Hi, in a classical and simple linear model I think that a significant slope might mean a significant difference between starting values (no treatment applied).
Then if the slope is significant too this means that the treatment works.
Hi all of you, would any one like to share his or her experience regarding the calibration curve and the best fit line model. My question is about the intercept and slope values of curve. Higher slope value are good predictors of the significance of curve and what about the intercept value, either higher or lower intercept values are good predictor, i mean good calibration curve.
Will it mean there is significant bias in the model? Others may answer on that. In a bivariate linear regression model, a non-significant slope will mean Y is not different from X. But I will do further tests to come to a conclusion.
Nayeema Ahmed : " a non-significant slope will mean Y is not different from X " - that interpretation is wrong (in several ways). If the slope is "non-significant" (when testing the hypothesis that the "true" slope is zero) the data is deemed insufficient to conclude wehther the "true" slope is positive or negative. A non-significant result by itself does neither rule out that the "true" slope can be considerably different from zero, nor that it is zero.
In a staight-line model the slope can not generally equal X, as X varies but in a straight line the slope is constant. If the slope would equal x, the function would be a parabola of the form 0.5x². If you meant "0" instead of "X", it follows what I wrote above.
The application of slope intercept in data analysis is to evaluate optimization.
The slope intercept (often labeled the constant) is the expected mean value (here expected mean is equal to the first derivative = a good situation for discriminant analysis ) of output Y when all X=0. (You may think it finding roots of the equation or extreme values when X is stationary or in the state of equilibrium).

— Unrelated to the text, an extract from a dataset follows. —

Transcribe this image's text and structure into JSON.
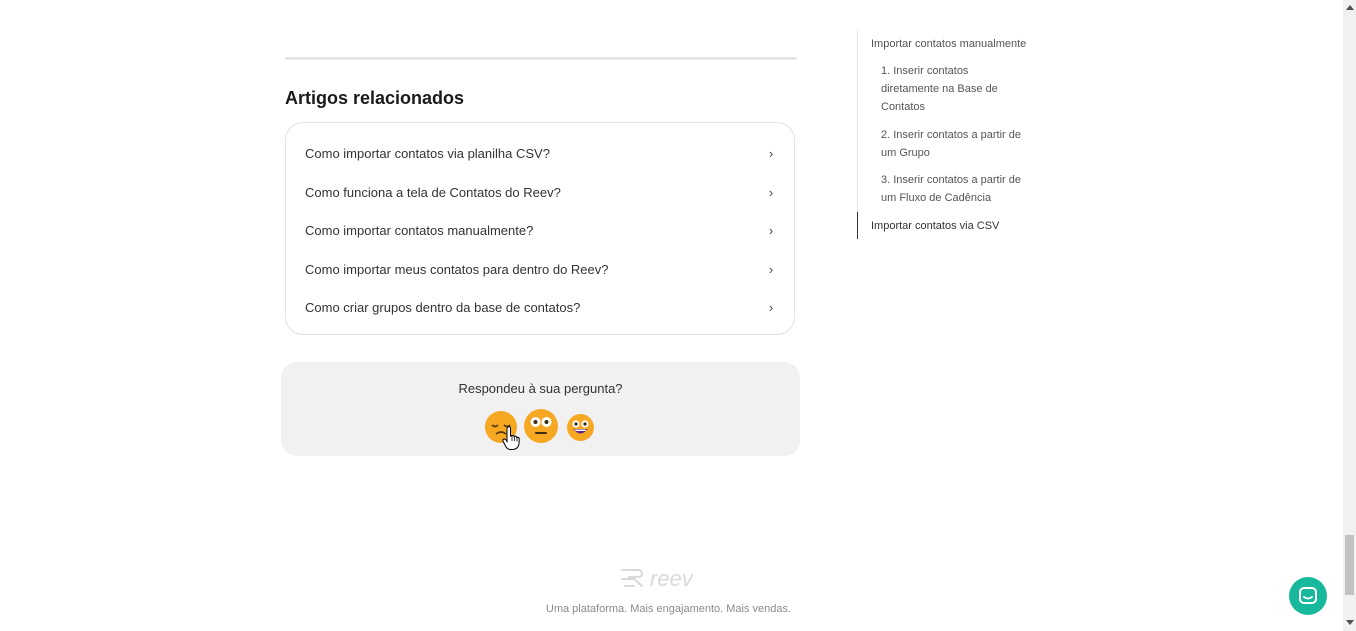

If X never equals 0 (this means no equilibrium, or no stationary state or ), then the intercept has no intrinsic meaning.
Moreover, an insignificant regression coefficient means that the independent variable has no effect on the dependent variable, that is, its effect is statistically equal to zero.

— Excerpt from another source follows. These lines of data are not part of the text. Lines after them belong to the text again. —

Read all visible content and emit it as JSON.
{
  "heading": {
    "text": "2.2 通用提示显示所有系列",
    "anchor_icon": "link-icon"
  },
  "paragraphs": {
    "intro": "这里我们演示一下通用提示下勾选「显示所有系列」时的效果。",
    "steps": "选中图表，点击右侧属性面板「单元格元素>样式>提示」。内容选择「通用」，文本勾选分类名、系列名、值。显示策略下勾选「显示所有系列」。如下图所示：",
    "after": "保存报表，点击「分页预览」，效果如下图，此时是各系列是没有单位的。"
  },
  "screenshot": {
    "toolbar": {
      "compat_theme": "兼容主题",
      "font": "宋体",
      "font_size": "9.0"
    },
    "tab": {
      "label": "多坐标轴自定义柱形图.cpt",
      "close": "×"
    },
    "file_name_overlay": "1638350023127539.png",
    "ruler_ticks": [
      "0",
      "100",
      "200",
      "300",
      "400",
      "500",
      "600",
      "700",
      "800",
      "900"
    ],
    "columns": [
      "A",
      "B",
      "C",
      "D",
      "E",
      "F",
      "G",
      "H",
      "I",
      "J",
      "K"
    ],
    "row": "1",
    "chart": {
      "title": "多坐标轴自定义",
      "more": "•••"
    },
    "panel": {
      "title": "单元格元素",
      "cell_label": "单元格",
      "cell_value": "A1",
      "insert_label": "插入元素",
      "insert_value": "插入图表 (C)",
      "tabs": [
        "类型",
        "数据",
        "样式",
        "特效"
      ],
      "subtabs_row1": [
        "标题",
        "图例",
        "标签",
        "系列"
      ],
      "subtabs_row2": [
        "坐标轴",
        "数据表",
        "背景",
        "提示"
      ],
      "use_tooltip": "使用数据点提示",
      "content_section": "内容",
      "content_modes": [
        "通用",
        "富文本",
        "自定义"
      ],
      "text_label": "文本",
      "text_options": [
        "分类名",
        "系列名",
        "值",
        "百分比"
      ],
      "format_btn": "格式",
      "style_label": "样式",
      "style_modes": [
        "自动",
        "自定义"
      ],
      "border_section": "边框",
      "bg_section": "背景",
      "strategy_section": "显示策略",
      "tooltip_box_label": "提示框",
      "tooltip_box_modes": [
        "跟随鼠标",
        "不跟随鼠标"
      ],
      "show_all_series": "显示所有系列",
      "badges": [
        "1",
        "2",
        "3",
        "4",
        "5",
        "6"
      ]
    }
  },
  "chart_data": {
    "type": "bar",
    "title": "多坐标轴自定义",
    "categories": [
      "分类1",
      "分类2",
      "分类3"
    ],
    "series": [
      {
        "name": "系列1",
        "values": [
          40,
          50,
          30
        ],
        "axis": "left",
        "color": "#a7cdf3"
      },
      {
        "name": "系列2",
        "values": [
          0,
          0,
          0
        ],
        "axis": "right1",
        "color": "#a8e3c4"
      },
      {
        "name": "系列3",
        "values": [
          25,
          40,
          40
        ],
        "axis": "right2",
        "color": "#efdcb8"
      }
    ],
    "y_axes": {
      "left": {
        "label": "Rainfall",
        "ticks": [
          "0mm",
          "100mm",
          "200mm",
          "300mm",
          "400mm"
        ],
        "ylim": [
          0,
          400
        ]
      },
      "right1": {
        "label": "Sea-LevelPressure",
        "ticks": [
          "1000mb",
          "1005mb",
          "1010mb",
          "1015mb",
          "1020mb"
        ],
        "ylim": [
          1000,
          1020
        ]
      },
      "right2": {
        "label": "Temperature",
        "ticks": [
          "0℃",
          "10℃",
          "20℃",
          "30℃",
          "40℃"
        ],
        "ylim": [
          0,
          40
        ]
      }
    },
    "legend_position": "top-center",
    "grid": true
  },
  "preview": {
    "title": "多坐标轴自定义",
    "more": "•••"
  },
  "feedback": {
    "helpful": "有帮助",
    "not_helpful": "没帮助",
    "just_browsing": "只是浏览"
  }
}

in generally the econometricians say that the interpretation of the slop parameter is more important than intercept parameter, it' OK but how do we explain when the intercept parameter is not statistically significant ?

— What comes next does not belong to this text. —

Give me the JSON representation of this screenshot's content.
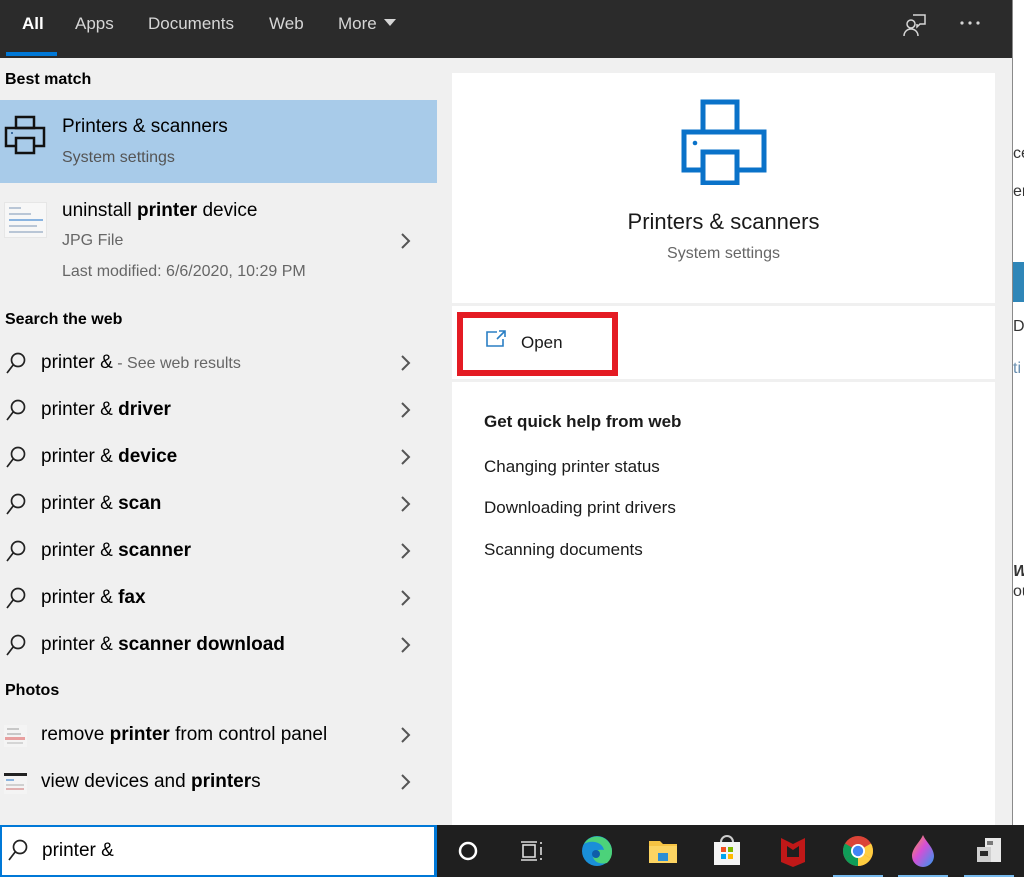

Slimani Mohamed It all depend on context of what I am modelling and in what units stuff has been measured and the specification of the model; there is no universal rule. For example, if I am doing a logit analysis, an intercept of zero representing a probability of success of 50% for the reference category, which may be quite reasonable; in other situations it would be a sign that something has gone wrong. It is vital to work out who or what the intercept (with all Xs equal to zero) represents. Indeed, I usually work quite hard at specifying the model so that the intercept is a 'representative' person. And of course that does not mean that the slope is any less important.
in my data I got the slop is statistically significant but the intercept is not statistically significant so in this case, should I remove the intercept and put it equal to zero? and can I accept this model?